The Eastern Mari are a subgroup of the Mari people, a Volga Finnic ethnic group of Russia. Eastern Mari comprise those Mari living outside of the Mari El Republic, east of the Vyatka River in the Kama and Ural regions. They are concentrated in Bashkortostan, particularly in the Mishkinsky District, Birsky District, and in Neftekamsk. Eastern Mari populations are also found in southern Sverdlovsk Oblast and in Perm Krai. They make up between a quarter and a third of the general Mari population. According to academic Seppo Lallukka, Eastern Mari is more of a scholarly category than an ethnically unified subgroup.
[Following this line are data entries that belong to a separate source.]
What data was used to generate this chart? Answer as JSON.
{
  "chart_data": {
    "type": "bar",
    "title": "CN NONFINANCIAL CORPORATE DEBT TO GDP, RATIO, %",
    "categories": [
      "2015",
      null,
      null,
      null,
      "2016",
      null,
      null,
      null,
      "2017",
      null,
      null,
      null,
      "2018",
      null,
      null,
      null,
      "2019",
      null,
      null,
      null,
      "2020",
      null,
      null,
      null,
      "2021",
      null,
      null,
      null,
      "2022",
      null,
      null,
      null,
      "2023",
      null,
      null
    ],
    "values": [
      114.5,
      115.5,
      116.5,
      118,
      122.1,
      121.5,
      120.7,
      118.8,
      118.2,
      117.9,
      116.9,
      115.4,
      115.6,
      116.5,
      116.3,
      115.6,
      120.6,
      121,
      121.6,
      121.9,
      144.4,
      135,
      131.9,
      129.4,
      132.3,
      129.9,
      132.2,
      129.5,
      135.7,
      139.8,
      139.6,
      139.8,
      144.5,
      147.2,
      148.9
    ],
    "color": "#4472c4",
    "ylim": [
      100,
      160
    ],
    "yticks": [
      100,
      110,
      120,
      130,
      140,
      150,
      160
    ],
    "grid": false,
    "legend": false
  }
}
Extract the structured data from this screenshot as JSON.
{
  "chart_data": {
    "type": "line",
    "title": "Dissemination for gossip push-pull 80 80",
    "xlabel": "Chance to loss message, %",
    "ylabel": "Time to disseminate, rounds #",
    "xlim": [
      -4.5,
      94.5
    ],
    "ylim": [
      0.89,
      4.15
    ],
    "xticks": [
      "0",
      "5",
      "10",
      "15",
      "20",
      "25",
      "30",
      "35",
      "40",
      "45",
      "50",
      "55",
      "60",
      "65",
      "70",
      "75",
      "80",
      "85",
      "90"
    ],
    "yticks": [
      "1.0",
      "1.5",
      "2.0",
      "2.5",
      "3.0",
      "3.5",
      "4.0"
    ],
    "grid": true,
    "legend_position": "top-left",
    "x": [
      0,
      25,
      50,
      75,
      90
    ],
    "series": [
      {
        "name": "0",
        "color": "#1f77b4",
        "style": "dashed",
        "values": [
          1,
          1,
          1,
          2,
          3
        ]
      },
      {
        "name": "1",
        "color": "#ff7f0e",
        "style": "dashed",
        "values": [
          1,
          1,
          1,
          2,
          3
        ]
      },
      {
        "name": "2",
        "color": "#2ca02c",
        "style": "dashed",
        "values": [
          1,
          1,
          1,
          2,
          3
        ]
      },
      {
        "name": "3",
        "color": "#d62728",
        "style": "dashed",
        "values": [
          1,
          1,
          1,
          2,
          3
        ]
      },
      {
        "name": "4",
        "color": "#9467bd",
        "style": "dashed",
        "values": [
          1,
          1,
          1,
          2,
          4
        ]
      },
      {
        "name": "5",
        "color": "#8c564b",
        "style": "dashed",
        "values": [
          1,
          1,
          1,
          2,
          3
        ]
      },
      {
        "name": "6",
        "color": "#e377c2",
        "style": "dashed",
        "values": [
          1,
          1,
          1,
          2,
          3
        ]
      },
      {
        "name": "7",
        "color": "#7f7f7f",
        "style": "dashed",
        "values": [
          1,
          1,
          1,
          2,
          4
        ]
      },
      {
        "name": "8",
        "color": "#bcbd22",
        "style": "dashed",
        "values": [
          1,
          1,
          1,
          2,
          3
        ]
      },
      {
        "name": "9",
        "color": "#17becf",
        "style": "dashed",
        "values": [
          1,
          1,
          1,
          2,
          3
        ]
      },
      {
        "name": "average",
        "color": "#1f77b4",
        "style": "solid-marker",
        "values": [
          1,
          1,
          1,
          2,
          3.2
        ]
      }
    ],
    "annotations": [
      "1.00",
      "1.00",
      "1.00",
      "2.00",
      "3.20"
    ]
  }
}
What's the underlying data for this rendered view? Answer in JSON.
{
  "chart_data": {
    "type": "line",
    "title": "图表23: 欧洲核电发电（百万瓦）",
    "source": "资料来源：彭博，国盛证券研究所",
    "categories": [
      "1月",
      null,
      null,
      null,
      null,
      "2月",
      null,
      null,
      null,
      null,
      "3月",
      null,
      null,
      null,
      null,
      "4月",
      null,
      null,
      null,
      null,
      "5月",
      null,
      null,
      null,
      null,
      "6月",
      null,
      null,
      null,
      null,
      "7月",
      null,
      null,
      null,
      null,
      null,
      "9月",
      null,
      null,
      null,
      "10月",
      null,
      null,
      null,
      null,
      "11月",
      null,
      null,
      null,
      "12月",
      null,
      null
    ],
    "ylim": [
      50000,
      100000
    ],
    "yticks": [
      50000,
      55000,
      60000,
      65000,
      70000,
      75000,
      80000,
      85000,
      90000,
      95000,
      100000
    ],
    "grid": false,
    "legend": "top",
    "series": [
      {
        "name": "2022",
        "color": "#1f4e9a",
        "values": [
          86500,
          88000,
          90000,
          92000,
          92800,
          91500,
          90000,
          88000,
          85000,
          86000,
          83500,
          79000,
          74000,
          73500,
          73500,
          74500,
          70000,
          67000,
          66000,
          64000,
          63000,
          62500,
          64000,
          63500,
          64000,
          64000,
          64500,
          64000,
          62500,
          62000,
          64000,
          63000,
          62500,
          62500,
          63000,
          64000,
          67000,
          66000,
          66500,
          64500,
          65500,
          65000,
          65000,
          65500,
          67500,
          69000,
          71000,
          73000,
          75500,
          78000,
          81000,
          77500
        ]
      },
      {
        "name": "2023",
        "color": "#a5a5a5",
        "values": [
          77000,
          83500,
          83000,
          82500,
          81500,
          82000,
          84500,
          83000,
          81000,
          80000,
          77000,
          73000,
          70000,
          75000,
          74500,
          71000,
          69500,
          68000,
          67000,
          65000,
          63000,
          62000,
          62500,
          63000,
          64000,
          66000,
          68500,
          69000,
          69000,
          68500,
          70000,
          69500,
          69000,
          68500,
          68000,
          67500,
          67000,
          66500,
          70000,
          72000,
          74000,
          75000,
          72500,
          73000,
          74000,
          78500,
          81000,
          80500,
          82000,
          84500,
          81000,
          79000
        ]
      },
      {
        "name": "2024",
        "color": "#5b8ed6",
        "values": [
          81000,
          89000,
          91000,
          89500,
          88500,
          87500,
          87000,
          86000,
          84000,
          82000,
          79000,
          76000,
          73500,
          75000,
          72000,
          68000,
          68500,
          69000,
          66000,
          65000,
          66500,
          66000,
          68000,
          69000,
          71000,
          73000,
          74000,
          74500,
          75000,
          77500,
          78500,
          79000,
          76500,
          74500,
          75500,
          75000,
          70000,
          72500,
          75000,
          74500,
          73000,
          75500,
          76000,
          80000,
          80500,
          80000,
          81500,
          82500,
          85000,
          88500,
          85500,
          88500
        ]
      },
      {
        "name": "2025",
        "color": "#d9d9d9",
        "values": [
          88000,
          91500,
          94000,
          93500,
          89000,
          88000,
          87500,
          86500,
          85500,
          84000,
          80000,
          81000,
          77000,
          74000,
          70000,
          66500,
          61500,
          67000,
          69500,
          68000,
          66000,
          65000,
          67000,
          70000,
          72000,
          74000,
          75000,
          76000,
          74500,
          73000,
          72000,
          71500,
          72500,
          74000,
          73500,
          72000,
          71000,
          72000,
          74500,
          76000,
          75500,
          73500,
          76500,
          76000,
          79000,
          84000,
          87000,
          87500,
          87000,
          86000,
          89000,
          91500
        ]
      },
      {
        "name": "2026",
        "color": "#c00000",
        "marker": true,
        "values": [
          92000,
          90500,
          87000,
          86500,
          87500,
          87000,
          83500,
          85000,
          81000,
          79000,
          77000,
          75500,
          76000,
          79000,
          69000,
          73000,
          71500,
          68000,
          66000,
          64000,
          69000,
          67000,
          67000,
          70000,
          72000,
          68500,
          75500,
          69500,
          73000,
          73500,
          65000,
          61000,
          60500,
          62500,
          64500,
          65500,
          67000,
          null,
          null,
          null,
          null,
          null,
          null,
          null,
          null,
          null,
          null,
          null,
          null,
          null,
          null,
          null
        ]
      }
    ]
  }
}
The Eastern Mari language variety includes loanwords and influence from Russian, Tatar, and Bashkir.

== Culture ==
About two thirds of Eastern Mari live in rural areas, and they are traditionally farmers. Folk religion is an important part of daily life for the Mari of the Ural region, and they preserve many rituals that have been lost among other Mari groups. Similarly to Meadow Mari, Ural Mari have a pronounced emphasis on traditional familial principles compared to neighboring ethnic groups.

Mari in Bashkortostan mainly practice a syncretic combination of Russian Orthodoxy and traditional Mari religion, although Finnish Lutheran missionary efforts have established several Lutheran Mari communities in the republic which incorporate aspects of traditional Mari culture.